The die is cast! we go;
Heart-rending though the thoughts must be
Of all the blood must
flow!
Yet heavenwards let thy lances soar,
Victorious shalt thou
be
Grand, glorious, free as ne’er before;
Hurrah, my Germany!
The
character of the German people is deeply marked in these
ballads. The strain running through them all is that
of defence—duty to home a[n]d Fatherland:—
For
wife and child, for hearth and home,
For all things dear below,
To guard them all we gladly come
And dare the furious foe!
For German speech and German right,
And homely German life
For all we hold good, dear and bright,
Hurrah! we court the strife.
How
different the French verses of the same kind. In them
all is victory, glory, ruin to the foe—the sanguinary
fervour of the Marseillaise. Such, too, is the distinction
between German and French courage,—the one grounded
on duty and affection, the other on egotism—the one
rapid and violent, like a flash of gunpowder; the other
as Carlyle describes, burning long and steadily like
the fire of the anthracite coal. The Frenchman fights
well when glory is to be got by it—his onset is terrible;
but short lived in case of repulse.
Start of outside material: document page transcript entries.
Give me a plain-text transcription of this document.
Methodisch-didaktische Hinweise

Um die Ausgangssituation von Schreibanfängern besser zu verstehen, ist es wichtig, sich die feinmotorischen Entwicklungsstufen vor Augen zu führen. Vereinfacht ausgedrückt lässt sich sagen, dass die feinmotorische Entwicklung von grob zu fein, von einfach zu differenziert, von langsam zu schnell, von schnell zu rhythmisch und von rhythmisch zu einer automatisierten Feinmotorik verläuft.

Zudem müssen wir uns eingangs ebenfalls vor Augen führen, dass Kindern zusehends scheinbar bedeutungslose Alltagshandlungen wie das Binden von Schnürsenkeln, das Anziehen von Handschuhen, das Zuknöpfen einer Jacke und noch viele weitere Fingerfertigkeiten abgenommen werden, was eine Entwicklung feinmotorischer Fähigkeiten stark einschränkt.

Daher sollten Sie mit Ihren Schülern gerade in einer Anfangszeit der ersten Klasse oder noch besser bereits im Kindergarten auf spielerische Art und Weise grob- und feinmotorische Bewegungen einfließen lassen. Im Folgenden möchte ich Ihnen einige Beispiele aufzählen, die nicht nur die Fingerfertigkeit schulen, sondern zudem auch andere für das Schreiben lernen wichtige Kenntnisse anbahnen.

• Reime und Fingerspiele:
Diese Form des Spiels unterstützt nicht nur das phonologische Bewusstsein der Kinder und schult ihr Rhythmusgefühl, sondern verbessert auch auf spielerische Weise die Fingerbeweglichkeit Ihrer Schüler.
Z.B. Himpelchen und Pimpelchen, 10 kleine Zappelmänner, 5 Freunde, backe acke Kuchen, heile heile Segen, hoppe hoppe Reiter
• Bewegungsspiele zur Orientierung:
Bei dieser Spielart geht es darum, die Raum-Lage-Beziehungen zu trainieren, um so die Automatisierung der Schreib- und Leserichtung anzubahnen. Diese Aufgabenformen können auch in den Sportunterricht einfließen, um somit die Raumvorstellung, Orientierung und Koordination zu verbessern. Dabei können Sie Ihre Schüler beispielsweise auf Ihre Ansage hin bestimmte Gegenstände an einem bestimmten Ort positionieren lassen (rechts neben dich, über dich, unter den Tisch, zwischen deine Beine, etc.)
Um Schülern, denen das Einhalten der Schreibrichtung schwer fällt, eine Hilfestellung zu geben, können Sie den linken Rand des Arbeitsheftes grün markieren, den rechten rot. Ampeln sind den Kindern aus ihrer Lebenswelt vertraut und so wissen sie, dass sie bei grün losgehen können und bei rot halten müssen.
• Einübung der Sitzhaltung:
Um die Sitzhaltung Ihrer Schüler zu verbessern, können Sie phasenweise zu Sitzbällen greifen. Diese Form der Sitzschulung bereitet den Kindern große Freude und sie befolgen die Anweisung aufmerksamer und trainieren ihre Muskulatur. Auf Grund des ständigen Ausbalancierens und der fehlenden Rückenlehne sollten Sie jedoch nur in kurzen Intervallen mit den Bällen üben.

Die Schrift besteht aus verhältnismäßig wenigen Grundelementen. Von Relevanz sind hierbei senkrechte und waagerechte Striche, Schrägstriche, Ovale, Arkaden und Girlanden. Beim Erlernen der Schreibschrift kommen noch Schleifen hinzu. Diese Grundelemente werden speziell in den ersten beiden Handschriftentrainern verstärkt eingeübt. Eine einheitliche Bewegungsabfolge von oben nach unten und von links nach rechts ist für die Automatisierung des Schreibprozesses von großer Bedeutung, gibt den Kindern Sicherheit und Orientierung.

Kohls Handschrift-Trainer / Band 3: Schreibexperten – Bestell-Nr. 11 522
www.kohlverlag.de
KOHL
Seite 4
When the eyes of
the world are not upon him he is not worth much. The
German is bidden to stand by the Rhine, his Jordan,
the sacred river, until death in defense of wife and
child and country—and he will stay there.
What
a fine definition of true courage is that of Ernst Moritz.
"A brave soldier will not boast himself for the
sake of worldly fame, nor be puffed up with vanity,
but faithfulness to his Fatherland will be his brightest
glory, and a quiet courage his highest ornament. ["]
In
many of the ballads there is a strong religious feeling,
especially in those of Schenkendorf and Arndt, a spirit
of devotion in perfect harmony with the character of
their courage. For instance:—
Now
rise up from your earthly couch,
Ye sleepers, with the
day!
Already all our tethered steeds
Their early greeting neigh!
Our weapons glisten brightly
In morning’s rosy breath,
As we wake from dreams of laurels
And pass to thoughts of
death.
O
God, in grace abounding,
Look down from heaven
afar!
Thou callest forth our legions,
Thou marshallest our war.
Uphold us by thy presence,
This day beside us be;
For thine, O Lord, the banners are,
And Thine the victory.
Strange
and unusual is the pathetic spirit which runs through
some of these. Instance the little verse translated
thus:—
Dawn
of day, dawn of day!
To death thou showest me the way:
For when the bugles loudly blow,
Full soon will I be lying low,
With
many a comrade true.
These
songs are said to be as popular with the German soldiers
as any— shewing, perhaps, the deep, true basis of the
courage of those who sing them—men who fight and die,
often looking upon the pathetic side of the matter.